Private sector institutions are free to establish the fees they desire. In the public sector fees may differ between universities and higher education establishments (Grands établissements).

==Tuition fees in the public sector==

===Non-autonomous Universities===
Fees for undergraduate studies are determined annually by the Education Ministry. In 2018 the following fees were set by the state for students that are nationals of the EU, EEA, or Switzerland, starting with the academic year 2019/20:
- Undergraduates 170 Euros per year
- Post-graduates 243 Euros per year
- Doctorates 380 Euros per year

These lower fees also apply to Canadian nationals who are legal residents of Quebec. Nationals from all other countries are charged tuition fees amounting to:
- Undergraduates 2,770 Euros per year
- Post-graduates 3,770 Euros per year
- Doctorates 3,770 Euros per year

However, non-European nationals are exempt from these higher tuition fees if they are already legal residents in France or the European Union before the start of their studies.

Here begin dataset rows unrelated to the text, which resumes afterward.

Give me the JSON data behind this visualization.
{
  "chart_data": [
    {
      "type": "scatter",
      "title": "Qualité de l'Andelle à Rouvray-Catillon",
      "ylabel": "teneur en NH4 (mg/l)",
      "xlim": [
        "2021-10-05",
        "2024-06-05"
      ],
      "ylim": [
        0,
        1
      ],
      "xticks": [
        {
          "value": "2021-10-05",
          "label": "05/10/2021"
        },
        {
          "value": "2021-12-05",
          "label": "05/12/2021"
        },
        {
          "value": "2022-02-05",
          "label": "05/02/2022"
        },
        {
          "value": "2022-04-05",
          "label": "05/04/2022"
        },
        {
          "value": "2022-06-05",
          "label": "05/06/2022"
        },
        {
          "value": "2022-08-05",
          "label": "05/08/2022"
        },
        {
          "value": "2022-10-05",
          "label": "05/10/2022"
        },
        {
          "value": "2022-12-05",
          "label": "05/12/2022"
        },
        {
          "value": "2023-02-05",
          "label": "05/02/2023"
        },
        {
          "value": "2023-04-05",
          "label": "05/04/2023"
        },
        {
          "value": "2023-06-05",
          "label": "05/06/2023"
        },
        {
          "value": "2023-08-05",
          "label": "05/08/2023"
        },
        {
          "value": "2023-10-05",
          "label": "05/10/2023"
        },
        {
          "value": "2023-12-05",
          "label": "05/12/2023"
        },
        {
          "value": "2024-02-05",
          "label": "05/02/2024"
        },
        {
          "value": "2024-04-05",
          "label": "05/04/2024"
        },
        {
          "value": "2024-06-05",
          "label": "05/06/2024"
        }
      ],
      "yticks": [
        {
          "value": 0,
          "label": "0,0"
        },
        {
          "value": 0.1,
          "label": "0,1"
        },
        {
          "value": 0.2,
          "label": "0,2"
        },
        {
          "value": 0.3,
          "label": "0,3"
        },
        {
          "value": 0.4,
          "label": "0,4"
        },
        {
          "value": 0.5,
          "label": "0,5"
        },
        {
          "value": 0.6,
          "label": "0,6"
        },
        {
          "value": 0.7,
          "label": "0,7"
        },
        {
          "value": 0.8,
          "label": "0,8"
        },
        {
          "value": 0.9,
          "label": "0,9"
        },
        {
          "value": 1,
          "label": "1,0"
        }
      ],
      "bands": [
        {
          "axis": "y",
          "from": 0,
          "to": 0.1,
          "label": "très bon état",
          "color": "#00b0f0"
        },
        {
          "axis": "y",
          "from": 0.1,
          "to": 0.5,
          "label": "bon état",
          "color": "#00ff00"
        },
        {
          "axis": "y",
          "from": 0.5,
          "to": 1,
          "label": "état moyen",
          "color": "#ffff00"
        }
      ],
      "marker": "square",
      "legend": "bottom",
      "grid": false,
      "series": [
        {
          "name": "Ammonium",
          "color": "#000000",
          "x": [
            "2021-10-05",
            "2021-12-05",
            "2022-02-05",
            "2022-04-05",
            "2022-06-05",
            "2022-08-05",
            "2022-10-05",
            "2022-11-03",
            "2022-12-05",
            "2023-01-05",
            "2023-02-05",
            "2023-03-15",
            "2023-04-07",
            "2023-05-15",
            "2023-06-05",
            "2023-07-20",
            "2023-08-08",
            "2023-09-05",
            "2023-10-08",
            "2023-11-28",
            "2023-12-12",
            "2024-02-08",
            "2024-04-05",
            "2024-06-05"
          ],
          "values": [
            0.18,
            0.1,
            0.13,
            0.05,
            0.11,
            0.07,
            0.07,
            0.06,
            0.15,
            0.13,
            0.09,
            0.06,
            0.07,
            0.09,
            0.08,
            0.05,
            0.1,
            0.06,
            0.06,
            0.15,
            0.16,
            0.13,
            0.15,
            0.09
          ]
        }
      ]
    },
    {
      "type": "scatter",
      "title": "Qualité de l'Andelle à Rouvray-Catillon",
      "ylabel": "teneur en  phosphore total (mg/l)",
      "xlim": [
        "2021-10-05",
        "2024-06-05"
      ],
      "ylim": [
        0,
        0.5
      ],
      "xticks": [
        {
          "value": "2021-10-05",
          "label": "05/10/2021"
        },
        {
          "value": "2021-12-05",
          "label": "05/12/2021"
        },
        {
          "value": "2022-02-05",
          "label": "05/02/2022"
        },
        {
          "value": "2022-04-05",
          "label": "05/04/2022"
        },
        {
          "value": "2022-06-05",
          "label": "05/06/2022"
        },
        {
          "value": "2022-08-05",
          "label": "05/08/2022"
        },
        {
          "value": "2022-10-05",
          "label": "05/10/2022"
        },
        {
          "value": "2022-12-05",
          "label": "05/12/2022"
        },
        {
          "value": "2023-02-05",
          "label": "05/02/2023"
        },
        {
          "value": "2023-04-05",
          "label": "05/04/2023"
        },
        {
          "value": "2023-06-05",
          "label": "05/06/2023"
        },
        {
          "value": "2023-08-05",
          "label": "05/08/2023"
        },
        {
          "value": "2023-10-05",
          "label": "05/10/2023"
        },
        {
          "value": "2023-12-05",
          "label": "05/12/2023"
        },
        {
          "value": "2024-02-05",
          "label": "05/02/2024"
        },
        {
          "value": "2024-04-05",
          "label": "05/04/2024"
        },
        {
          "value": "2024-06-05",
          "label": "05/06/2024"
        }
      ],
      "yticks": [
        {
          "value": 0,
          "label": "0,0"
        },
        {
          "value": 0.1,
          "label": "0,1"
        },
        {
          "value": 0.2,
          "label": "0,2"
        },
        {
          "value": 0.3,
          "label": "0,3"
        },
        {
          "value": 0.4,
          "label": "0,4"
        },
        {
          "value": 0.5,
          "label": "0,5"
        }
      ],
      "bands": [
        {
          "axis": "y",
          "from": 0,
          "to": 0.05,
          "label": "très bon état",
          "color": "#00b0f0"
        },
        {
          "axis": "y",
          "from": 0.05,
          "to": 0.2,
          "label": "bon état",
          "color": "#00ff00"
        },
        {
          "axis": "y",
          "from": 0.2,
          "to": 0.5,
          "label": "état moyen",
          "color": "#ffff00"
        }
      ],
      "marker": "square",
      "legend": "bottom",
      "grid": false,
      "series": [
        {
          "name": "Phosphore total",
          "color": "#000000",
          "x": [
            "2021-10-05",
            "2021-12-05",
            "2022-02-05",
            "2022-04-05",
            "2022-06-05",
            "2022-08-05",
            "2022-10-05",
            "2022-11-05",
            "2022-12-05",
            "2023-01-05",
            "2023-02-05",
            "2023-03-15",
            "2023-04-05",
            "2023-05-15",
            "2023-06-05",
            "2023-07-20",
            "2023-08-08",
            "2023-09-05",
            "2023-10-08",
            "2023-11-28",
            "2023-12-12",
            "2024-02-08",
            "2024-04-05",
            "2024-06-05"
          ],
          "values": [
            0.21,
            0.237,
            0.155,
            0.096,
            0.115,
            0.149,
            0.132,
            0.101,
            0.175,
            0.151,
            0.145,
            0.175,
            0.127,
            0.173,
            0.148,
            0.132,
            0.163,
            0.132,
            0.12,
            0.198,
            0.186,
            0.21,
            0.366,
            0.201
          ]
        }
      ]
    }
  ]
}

===Autonomous universities===
Since 2007 universities may opt for an autonomous status. Autonomous universities have the ability to determine certain tuition fees. While undergraduate fees are capped at the level set by the Ministry of Education, post-graduate and doctorate studies may be set freely by the universities. Paris-Dauphine university was one of the first universities to approve a significant increase in the tuition fees for its Masters in 2010
Fees were increased from the then national standard fees of 210 euros to 4000 euros (for family revenues above 80,000 euros).In 2013 90% of French universities had opted for the autonomy status.

===Higher education establishments===
Higher education establishments (also referred to as Grands établissements) differ from universities as admissions are based on entry exams. The fees charged by these state establishments are higher than in universities but remain low by international comparison. There are 60 such establishments. The fees range from 450 euros to 1100 euros per annum.

==Supplementary fees==
Since 1993 Universities may also charge certain clearly identified supplementary fees linked to the particular type of studies. Such fees may include a contribution to the costs of specialist equipment.

==Social security==
Although not part of tuition fees students are required to pay social security contributions of approximately 200 euros per year.